For millions of Americans who suffer from epilepsy, advanced monitoring is essential for diagnosis and effective treatment. But in New Jersey, accessing these services is difficult for patients from racial and ethnic minority groups, according to a Rutgers study.
“Our data suggest that there are substantial inequities in access to specialty epilepsy care in New Jersey, and these differences appear to be influenced by race, ethnicity and insurance type,” Brad Kamitaki, an assistant professor of neurology at Rutgers Robert Wood Johnson Medical School and lead author of the study, published in the journal Epilepsy & Behavior said.
To calculate how structural racism and insurance barriers might affect people’s ability to obtain epilepsy care in the state, researchers analyzed epilepsy-related hospitalizations using inpatient and emergency room databases between 2014 and 2016. They recorded 53,194 emergency department visits for epilepsy and 2,372 epilepsy monitoring unit admissions during this period.

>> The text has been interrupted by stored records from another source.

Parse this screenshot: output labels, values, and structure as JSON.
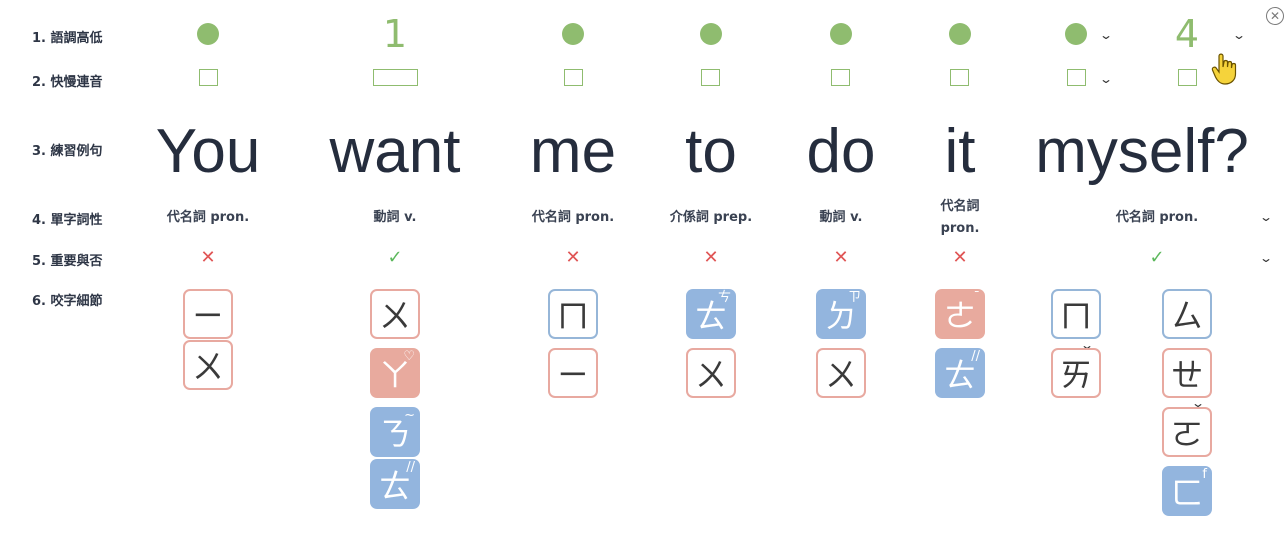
{
  "rows": {
    "tone_label": "1. 語調高低",
    "linking_label": "2. 快慢連音",
    "sentence_label": "3. 練習例句",
    "pos_label": "4. 單字詞性",
    "importance_label": "5. 重要與否",
    "bite_label": "6. 咬字細節"
  },
  "tone_numbers": {
    "want": "1",
    "self": "4"
  },
  "words": [
    "You",
    "want",
    "me",
    "to",
    "do",
    "it",
    "myself?"
  ],
  "pos": {
    "you": "代名詞 pron.",
    "want": "動詞 v.",
    "me": "代名詞 pron.",
    "to": "介係詞 prep.",
    "do": "動詞 v.",
    "it_line1": "代名詞",
    "it_line2": "pron.",
    "myself": "代名詞 pron."
  },
  "importance": {
    "cross": "✕",
    "check": "✓"
  },
  "zhuyin": {
    "you": [
      "ㄧ",
      "ㄨ"
    ],
    "want": [
      "ㄨ",
      "ㄚ",
      "ㄋ",
      "ㄊ"
    ],
    "me": [
      "ㄇ",
      "ㄧ"
    ],
    "to": [
      "ㄊ",
      "ㄨ"
    ],
    "do": [
      "ㄉ",
      "ㄨ"
    ],
    "it": [
      "ㄜ",
      "ㄊ"
    ],
    "my": [
      "ㄇ",
      "ㄞ"
    ],
    "self": [
      "ㄙ",
      "ㄝ",
      "ㄛ",
      "ㄈ"
    ]
  },
  "tone_marks": {
    "want_a": "♡",
    "want_n": "~",
    "want_t": "//",
    "to_t": "ㄘ",
    "do_d": "ㄗ",
    "it_e": "ˉ",
    "it_t": "//",
    "self_f": "f"
  },
  "icons": {
    "chevron": "chevron-down-icon",
    "close": "close-icon",
    "cursor": "hand-pointer-icon"
  },
  "colors": {
    "green": "#8fbc6f",
    "pink": "#e8aa9e",
    "blue": "#93b5de",
    "cross": "#e05555",
    "check": "#5cb85c"
  }
}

The researchers sorted these cases by race, ethnicity and insurance type to estimate and compare hospital admissions per capita and admission rates per number of emergency room visits for each group. These data were then used to calculate the use of EMU services relative to the number of emergency department visits for each group. EMUs, where seizures can be observed with continuous video-EEG monitoring, are considered the “gold standard” for definitively diagnosing and localizing epilepsy, Kamitaki said.
What the researchers found was that while Black patients were admitted at high rates for all insurance categories (private and public) when measured on a per capita basis, Black patients with private insurance and Medicaid demonstrated the lowest EMU admission rates relative to the number of emergency room visits for each group. This suggests that Black patients tend to seek more emergency care for seizures, with relatively less access to specialty epilepsy services.
Hispanics and Latinos and Asian and Pacific Islanders with private insurance, Hispanics and Latinos with Medicaid, and Asian and Pacific Islanders with Medicare also were admitted to the EMU at lower rates within each respective payer category.
Kamitaki said several factors might explain these disparities.
“Epilepsy care is very similar to care for diabetes or high blood pressure: Patients must follow up regularly, and that’s costly,” he said. “Advanced epilepsy services are also considered elective, and for uninsured patients in particular, these costs put epilepsy treatment out of reach.”
Other factors include fewer New Jersey neurologists accepting Medicaid, inadequate transportation to and from clinics (people with epilepsy can’t legally drive for at least six months after a seizure), limited English proficiency and laws and policies that perpetuate inequitable health care access for people of color.
But Kamitaki said his study can’t provide all the answers and that additional work is needed to fully understand why these inequalities exist.
“We’re not trying to provide definitive answers but rather to open doors,” he said. “When trying to understand disparities, the first thing that needs to happen is simply pointing them out. In the past, most work on epilepsy has used broad assumptions based on the entire U.S. population. But there are also challenges that are specific to states, which is what we tried to measure.”